W studiu działa niewielki, kreatywny zespół. Jego miejscem pracy jest główne, największe pomieszczenie w biurze. Wchodzimy do niego przez ciemnozielony hall, który stanowi kontrast do przestrzeni open space. Tę wypełnia światło i naturalne kolory. Na środku stoi zrobiony na zamówienie, duży stół z marmurowym blatem. To przy nim odbywają się burze mózgów i powstają plany realizacji filmów animowanych. Na przeciwległej ścianie została zaprojektowana oryginalna drewniana szafa, której klasyczna forma i materiały zostały połączone z ekstrawaganckimi detalami i lustrzanymi drzwiami.

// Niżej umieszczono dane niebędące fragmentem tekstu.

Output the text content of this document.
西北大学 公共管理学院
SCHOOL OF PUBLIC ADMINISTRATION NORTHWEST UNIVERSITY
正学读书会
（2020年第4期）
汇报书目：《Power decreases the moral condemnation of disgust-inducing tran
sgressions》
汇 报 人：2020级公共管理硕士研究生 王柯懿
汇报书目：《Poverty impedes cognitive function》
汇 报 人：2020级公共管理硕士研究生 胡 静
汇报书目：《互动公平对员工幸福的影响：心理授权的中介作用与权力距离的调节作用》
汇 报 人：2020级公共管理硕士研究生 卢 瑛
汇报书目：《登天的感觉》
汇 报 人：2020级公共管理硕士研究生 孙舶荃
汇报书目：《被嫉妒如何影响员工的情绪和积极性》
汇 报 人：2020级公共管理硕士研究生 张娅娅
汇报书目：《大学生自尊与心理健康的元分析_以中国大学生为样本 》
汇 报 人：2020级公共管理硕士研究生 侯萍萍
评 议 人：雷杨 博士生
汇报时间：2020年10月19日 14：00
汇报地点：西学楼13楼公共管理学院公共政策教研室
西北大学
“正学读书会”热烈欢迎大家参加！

Głównym akcentem przełamującym klasyczny wystrój jest ogromny, ręcznie wykonany przez firmę zajmującą się scenografią filmową, plafon sufitowy przypominający księżyc. – Formą tego obiektu chcieliśmy nawiązać nie tylko do nazwy firmy, ale również do charakteru jej działalności. Dlatego jest przeskalowany, jakby wyjęty ze scenografii filmowej – mówi Piotr Maciaszek (architekt i partner w NOKE Architects). Motyw księżyca wraca również w kształcie lamp i lustra wiszącego na ścianie. Na podłogach położony został wyjątkowy parkiet z trzech rodzajów drewna, z klasyczną bordiurą. Zostały również wykonane eleganckie cokoły i obróbka okien, nawiązujące do historii kamienicy.
Przestrzeń naprzeciw okien powstała z fornirowanych lameli i przybrała obły kształt. Jej forma, podobnie jak kształt szafy, nawiązuje do projektów modernistycznych mebli. Ukryte są w niej drzwi do trzech funkcjonalnych pomieszczeń – kuchni, łazienki oraz do magazynu. W każdym z nich dominuje inny, mocny kolor. – Z jednej strony chodziło o wydzielenie przestrzeni biurowej od części użytkowych. Z drugiej pozwoliło nam to uzyskać efekt zaskoczenia. Najpierw odkrywamy, że coś kryje się za drewnianą ścianą a potem zaskakuje nas zdecydowany kolor, kontrastujący z naturalnymi i stonowanymi barwami głównej przestrzeni. To jakby odwiedzać zupełnie inne galaktyki – mówi Piotr Maciaszek. Przestrzeń magazynowa ma mocny żółty kolor, szafy i hol są szmaragdowe, z kolei ściany łazienki pokrywa akustyczna tapeta w kolorze karminowym. Wiszą na niej lustra nawiązujące kształtem do planet. W kuchni natomiast dominuje kolor niebieski. Ażurowy charakter fornirowanej ściany pozwala światłu dziennemu dostać się do środka.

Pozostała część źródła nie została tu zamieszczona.